Personal information
- Full name: Montague Porter
- Born: 27 April 1935 Peak Hill, New South Wales, Australia
- Died: 24 January 2011 (aged 76)

Playing information
- Position: Prop, Second-row
Club
| Years | Team | Pld | T | G | FG | P |
| 1955 | Western Suburbs | 4 | 0 | 0 | 0 | 0 |
| 1958–65 | St. George | 113 | 13 | 0 | 0 | 39 |
| 1967 | Cronulla-Sutherland | 22 | 3 | 0 | 0 | 9 |
|  | Total | 139 | 16 | 0 | 0 | 48 |
Representative
| Years | Team | Pld | T | G | FG | P |
| 1960 | New South Wales | 1 | 0 | 0 | 0 | 0 |
- Source:
- Relatives: Michael Porter (son)

= Monty Porter =

Australian rugby league footballer and administrator (1935-2011)

Montague "Monty" Porter PSM (1934–2011) was an Australian premiership winning and state representative rugby league footballer who played in the 1950s and 1960s. He was a second rower with the St. George Dragons during their eleven-year premiership winning run from 1956 to 1966, playing in six winning grand final teams. He was the inaugural captain of the Cronulla-Sutherland Sharks in that club's foundation season of 1967. After football, he had a successful career as a sports administrator.

==Career==
===Footballer===
Born in Peak Hill, near Coolah in the central north of New South Wales, Porter grew up in Werris Creek where his father, a country schoolteacher was posted. He played schoolboy rugby league at Tamworth High and later for East Tamworth, where as a twenty-year-old he turned out against the touring 1954 Great Britain side. He played for Thirroul and Wests in the Southern Division. After an obligatory period national service he arrived in Sydney in 1955 getting a start in the NSWRFL Sydney competition with Western Suburbs. He spent the season in reserve grade making just four first-grade appearances that year. He left the club in 1956 after spending the first six games of that season in the lower grade. He trialled with Thirroul in the Southern Division using a false name to circumvent the residential qualification rules of the time and spent the rest of the 1956 season in their top grade.

He moved to the St. George club in 1957 and was called into the first-grade team during the 1958 finals series at prop-forward, helping the side to their 3rd successive premiership. He cemented his spot from 1959, enjoying great success as a second rower. The club won the premiership every year he was at the club. In 1966 he signed for the newly formed Cronulla club and became their foundation captain in their inaugural year in 1967.

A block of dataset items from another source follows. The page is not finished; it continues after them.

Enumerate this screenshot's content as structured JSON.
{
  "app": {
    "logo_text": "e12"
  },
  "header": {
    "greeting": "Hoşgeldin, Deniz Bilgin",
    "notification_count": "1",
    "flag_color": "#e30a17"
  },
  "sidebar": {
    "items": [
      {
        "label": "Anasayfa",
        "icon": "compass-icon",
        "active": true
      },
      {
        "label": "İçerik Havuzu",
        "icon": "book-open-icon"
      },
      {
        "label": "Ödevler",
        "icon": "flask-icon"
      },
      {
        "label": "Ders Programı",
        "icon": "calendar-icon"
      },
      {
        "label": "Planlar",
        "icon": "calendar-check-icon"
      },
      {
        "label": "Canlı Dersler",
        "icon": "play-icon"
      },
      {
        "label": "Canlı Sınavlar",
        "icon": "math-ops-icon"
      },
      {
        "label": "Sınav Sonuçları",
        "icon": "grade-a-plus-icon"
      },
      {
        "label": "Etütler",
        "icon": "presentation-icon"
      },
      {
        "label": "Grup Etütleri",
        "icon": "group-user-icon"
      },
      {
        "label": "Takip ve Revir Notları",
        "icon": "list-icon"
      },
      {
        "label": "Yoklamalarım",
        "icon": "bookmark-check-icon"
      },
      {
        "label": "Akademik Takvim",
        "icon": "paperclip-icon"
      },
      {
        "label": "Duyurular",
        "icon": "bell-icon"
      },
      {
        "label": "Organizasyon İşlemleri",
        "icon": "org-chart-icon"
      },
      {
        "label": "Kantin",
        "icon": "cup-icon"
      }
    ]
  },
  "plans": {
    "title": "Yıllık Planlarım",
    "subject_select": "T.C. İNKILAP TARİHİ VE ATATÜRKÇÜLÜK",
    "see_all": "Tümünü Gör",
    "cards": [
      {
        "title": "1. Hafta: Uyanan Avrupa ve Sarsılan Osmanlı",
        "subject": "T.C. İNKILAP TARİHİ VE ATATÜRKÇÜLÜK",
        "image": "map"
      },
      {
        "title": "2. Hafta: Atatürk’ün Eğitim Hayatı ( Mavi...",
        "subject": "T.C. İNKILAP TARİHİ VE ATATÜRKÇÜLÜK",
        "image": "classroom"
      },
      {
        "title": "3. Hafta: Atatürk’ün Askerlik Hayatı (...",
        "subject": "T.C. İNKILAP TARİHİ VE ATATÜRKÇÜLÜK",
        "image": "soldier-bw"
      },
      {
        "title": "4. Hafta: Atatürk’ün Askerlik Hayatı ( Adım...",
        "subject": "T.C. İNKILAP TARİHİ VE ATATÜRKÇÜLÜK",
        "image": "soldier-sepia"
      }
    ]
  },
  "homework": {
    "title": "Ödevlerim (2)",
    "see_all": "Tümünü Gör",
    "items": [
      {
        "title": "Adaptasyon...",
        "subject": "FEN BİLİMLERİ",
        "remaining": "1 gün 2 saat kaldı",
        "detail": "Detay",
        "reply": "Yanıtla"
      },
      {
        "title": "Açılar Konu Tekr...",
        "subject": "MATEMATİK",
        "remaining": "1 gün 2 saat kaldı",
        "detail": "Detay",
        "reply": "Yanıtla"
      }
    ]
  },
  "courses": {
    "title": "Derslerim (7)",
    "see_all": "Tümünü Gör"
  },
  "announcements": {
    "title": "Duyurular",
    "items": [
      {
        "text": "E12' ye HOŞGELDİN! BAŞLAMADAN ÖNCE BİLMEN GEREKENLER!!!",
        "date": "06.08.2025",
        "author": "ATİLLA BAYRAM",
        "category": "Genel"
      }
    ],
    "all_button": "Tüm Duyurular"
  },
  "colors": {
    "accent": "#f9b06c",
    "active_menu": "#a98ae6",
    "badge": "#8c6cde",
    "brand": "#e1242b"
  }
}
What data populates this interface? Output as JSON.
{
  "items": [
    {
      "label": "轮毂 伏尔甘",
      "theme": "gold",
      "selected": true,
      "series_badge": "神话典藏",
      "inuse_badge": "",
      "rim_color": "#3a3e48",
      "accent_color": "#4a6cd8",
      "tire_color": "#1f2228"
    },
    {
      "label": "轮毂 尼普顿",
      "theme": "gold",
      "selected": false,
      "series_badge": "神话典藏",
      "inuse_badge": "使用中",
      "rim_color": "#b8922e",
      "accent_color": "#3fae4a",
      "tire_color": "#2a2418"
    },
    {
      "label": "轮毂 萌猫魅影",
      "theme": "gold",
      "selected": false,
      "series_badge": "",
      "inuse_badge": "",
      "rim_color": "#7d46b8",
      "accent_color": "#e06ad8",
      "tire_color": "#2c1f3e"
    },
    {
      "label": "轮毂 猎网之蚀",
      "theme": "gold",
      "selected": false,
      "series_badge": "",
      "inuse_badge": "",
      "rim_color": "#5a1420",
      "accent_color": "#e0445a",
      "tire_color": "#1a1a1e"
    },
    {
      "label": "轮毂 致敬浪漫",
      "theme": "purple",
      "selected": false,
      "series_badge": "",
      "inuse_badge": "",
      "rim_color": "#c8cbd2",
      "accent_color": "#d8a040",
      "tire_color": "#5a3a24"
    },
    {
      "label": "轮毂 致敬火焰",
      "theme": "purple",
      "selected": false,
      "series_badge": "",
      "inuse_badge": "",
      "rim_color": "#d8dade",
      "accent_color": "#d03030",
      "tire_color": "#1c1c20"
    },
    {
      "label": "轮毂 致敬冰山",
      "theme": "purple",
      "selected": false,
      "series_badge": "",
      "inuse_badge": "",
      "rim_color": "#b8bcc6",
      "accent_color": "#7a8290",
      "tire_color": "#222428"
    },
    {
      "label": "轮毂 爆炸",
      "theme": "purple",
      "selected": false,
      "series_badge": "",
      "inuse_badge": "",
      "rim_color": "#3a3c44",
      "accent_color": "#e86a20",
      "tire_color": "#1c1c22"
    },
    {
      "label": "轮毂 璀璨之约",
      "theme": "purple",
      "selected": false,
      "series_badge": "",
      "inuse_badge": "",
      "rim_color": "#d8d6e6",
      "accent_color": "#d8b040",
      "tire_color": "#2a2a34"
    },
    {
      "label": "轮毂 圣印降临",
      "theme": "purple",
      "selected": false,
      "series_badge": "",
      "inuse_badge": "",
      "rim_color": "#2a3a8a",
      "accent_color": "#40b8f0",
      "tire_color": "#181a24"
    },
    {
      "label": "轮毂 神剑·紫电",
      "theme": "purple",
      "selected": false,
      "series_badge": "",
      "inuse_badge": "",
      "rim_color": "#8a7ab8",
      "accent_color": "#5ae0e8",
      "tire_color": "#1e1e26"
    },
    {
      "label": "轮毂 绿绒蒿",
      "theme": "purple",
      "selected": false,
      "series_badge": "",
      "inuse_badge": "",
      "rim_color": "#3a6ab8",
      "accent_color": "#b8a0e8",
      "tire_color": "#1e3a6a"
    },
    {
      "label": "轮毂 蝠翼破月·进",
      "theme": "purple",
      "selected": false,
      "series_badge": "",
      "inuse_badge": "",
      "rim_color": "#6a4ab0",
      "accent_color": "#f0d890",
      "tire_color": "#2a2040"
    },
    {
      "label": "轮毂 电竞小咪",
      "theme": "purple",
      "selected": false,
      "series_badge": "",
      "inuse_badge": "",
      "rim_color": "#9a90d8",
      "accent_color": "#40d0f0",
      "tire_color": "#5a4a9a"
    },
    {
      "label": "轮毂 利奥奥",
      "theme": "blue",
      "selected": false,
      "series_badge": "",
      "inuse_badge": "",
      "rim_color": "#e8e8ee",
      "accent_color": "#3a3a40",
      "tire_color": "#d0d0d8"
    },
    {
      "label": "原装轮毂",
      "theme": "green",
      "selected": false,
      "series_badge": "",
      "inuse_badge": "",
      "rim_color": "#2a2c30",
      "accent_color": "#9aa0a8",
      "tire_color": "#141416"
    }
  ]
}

He made one representative appearance for New South Wales in 1960.

===Administrator===
He retired from playing in 1968 and became the Club Secretary of the Cronulla-Sutherland club until 1970. He remained actively involved with the club as chairman of selectors and under-23s coach until 1973.

He won a job managing the New South Wales State Government's sports administration arm Sports House which during the 1970s and 1980s provided free administration facilities for amateur sports. He progressed to the role of assistant director of sport in New South Wales which he held for four years. In 1983 he became a member of the first ever NSWRFL Board of Directors. That same year the NSWRFL found itself administering the Cronulla Sharks when the club ran into financial difficulties; Porter accepted a post as President of the club from 1984 to 1988.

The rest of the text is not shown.